Archive for the ‘Improv Performance’ Category
“Yes…and” isn’t always your friend in business
Improvisers are trained to accept other players’ offers so scenes can move forward. In fact, it’s nearly impossible for an improvised performance to succeed unless the actors say “yes” to others’ contributions “and” extend or heighten those offers.
In negotiations of all types, and especially in a business context, part of the battle for victory hinges on establishing the reality you’re discussing. As a writer, I have to place a value on my services and the benefits they bring to my clients. A potential client who’s interested in getting the best service at the lowest possible price could point out that they are a new company acquiring lots of content, so they aren’t in a position to pay me what I think I deserve. The “Yes…and” approach pushes me to accept what they’ve said as truth and take the contract as offered. The problem is that I’m not in a scene meant to entertain an audience — I’m in a negotiation over whether I get paid what I deserve. Many factors influence the decision, such as whether I’m bored or need the work, but in the end I have to live with the consequences of my choice. Accepting less than I’m worth drives down my value and, worse, my self-perceived value. Unless the situation is dire, you shouldn’t bend to the version of reality they’ve put forth.
You should also watch out for internal battles at a company, even one where you’ve worked for a while and established a trusting relationship with your colleagues. Your co-workers might misunderstand a situation or, if you’re competing for a promotion or assignment, want to influence how a situation is perceived. “Yes…and” can be a weakness others exploit. It’s tough to maintain a proper balance between acceptance and skepticism, but it’s worth the effort to try.
Dialogue and Cooperative Play
Success at improv and business requires the clear communication of ideas and a willingness to incorporate others’ contributions into your work. This interchange doesn’t just happen verbally…among architects, this type of exchange happens on paper. In an opinion piece published in the September 2, 2012 New York Times, architect and Princeton professor (emeritus) Michael Graves wrote about an unspoken dialogue he had with a colleague during a boring faculty meeting:
While we didn’t speak, we were engaged in a dialogue over this plan and we understood each other perfectly. I suppose that you could have a debate like that with words, but it would have been entirely different. Our game was not about winners or losers, but about a shared language. We had a genuine love for making this drawing. There was an insistence, by the act of drawing, that the composition would stay open, that the speculation would stay “wet” in the sense of a painting. Our plan was without scale and we could as easily have been drawing a domestic building as a portion of a city. It was the act of drawing that allowed us to speculate.
Players from the ComedySportz Portland improv group love the game of Paper Telephone. The idea is that you write a starting line at the top of a piece of paper, then pass it to a friend. Your friend reads the first line, writes a second line, and then folds the paper so only the most recent line is visible. You continue passing the paper around until there’s no more room, then unfold the paper and read the story. A fun variation is to have as many pieces of paper as there are players so you get lots of stories. The results are often hilarious and the similarities among stories can be eerie.

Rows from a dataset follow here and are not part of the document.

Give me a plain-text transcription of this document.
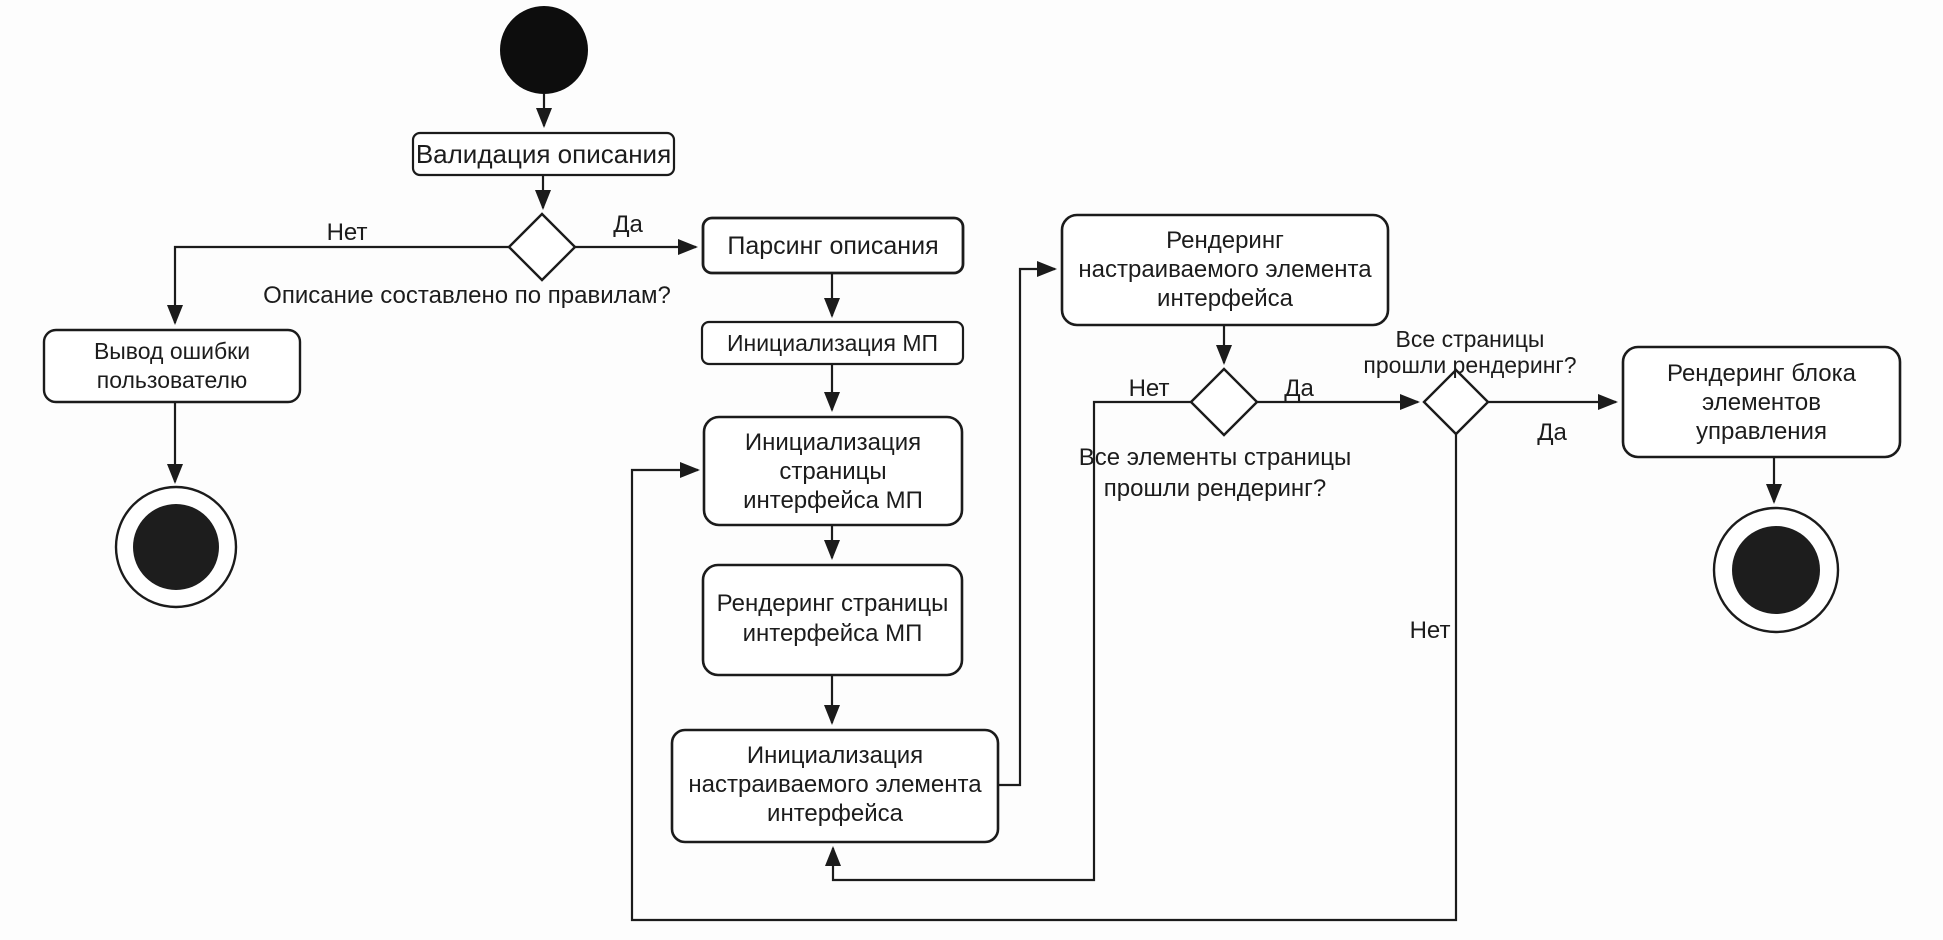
Валидация описания
Вывод ошибки
пользователю
Парсинг описания
Инициализация МП
Инициализация
страницы
интерфейса МП
Рендеринг страницы
интерфейса МП
Инициализация
настраиваемого элемента
интерфейса
Рендеринг
настраиваемого элемента
интерфейса
Рендеринг блока
элементов
управления
Нет	Да
Описание составлено по правилам?
Нет	Да
Все элементы страницы
прошли рендеринг?
Все страницы
прошли рендеринг?
Да
Нет
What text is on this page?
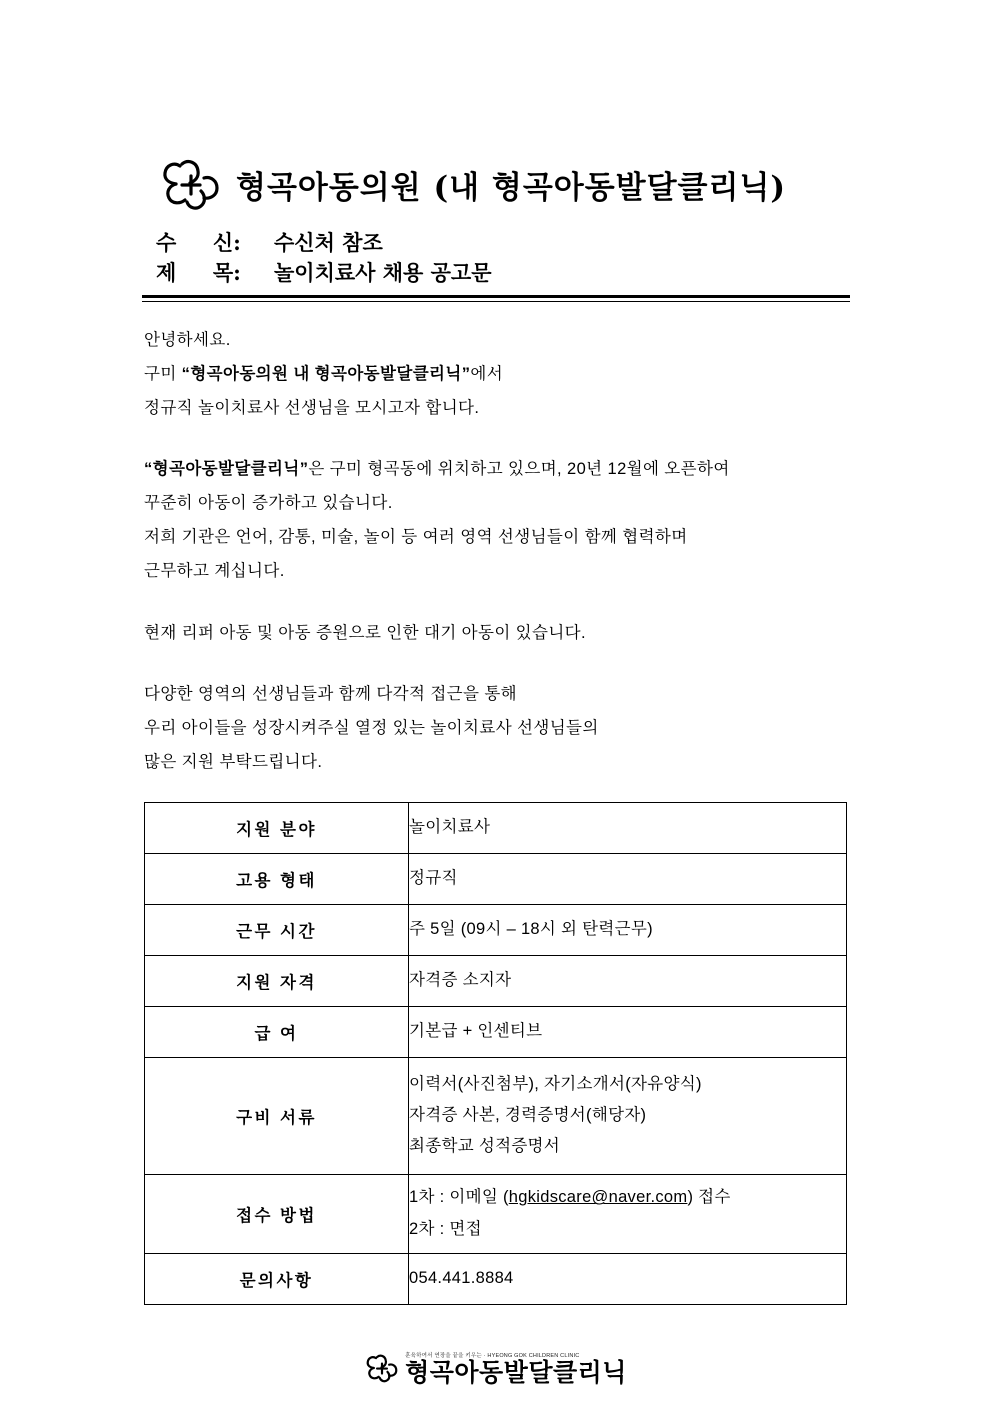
형곡아동의원 (내 형곡아동발달클리닉)
수     신:	수신처 참조
제     목:	놀이치료사 채용 공고문

안녕하세요.

구미 “형곡아동의원 내 형곡아동발달클리닉”에서

정규직 놀이치료사 선생님을 모시고자 합니다.

“형곡아동발달클리닉”은 구미 형곡동에 위치하고 있으며, 20년 12월에 오픈하여

꾸준히 아동이 증가하고 있습니다.

저희 기관은 언어, 감통, 미술, 놀이 등 여러 영역 선생님들이 함께 협력하며

근무하고 계십니다.

현재 리퍼 아동 및 아동 증원으로 인한 대기 아동이 있습니다.

다양한 영역의 선생님들과 함께 다각적 접근을 통해

우리 아이들을 성장시켜주실 열정 있는 놀이치료사 선생님들의

많은 지원 부탁드립니다.

지원 분야	놀이치료사
고용 형태	정규직
근무 시간	주 5일 (09시 – 18시 외 탄력근무)
지원 자격	자격증 소지자
급 여	기본급 + 인센티브
구비 서류	이력서(사진첨부), 자기소개서(자유양식)
자격증 사본, 경력증명서(해당자)
최종학교 성적증명서

접수 방법	1차 : 이메일 (hgkidscare@naver.com) 접수
2차 : 면접

문의사항	054.441.8884
훈육하여서 연장을 끝을 키우는 · HYEONG GOK CHILDREN CLINIC
형곡아동발달클리닉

If you haven’t played Paper Telephone, you might have written stories with a friend, trading off after every paragraph. I’ve found this method works well for developing business presentations. Sit down with two or three of your colleagues and take turns telling a story or building an outline one line at a time. Don’t worry about coherence or order yet — all you want to do is get the information down so you can revise it later. This type of cooperative play helps you get beyond the creative person’s nightmare: a blank page.
Connections and Revelations
Del Close, the legendary improv director, once said: “Where do the best laughs come from? Terrific
connections made intellectually or terrific revelations made emotionally.”
A well-rounded player can take both approaches, but so many players rely on one approach to the exclusion of the other. I’m definitely on the intellectual side of that equation. For many years, I didn’t pay much attention to how I (or my character) felt about what happened in scenes. Instead, I focused on the “what” of the scene and tried to explore it instead of the character interactions. I’ve definitely become a more successful player, both as an individual and as part of a group, now that I’ve added some emotional range to my work.
Other performers I’ve worked with focus so much on emotional connections that they ignore the substance of the scene. Not reacting to an offer to explore the “what” of the scene is just as much of a denial as my reluctance to engage on an emotional level.
You’ll often run into the same split in business environments. Many executives disdain the emotional side of decision-making and choose to focus on the numbers. I think most of this approach is due to the fear that allowing emotions to affect them implies they can be manipulated. Marketing and sales professionals try to get their customers to engage emotionally, so their approach is often at odds with those of their technical and executive teams.
What’s the best combination of emotion and number sense? There’s no set formula, just experience and the intangible ability to judge which moves to make. Just be ready to meet your team members on their own ground every now and then.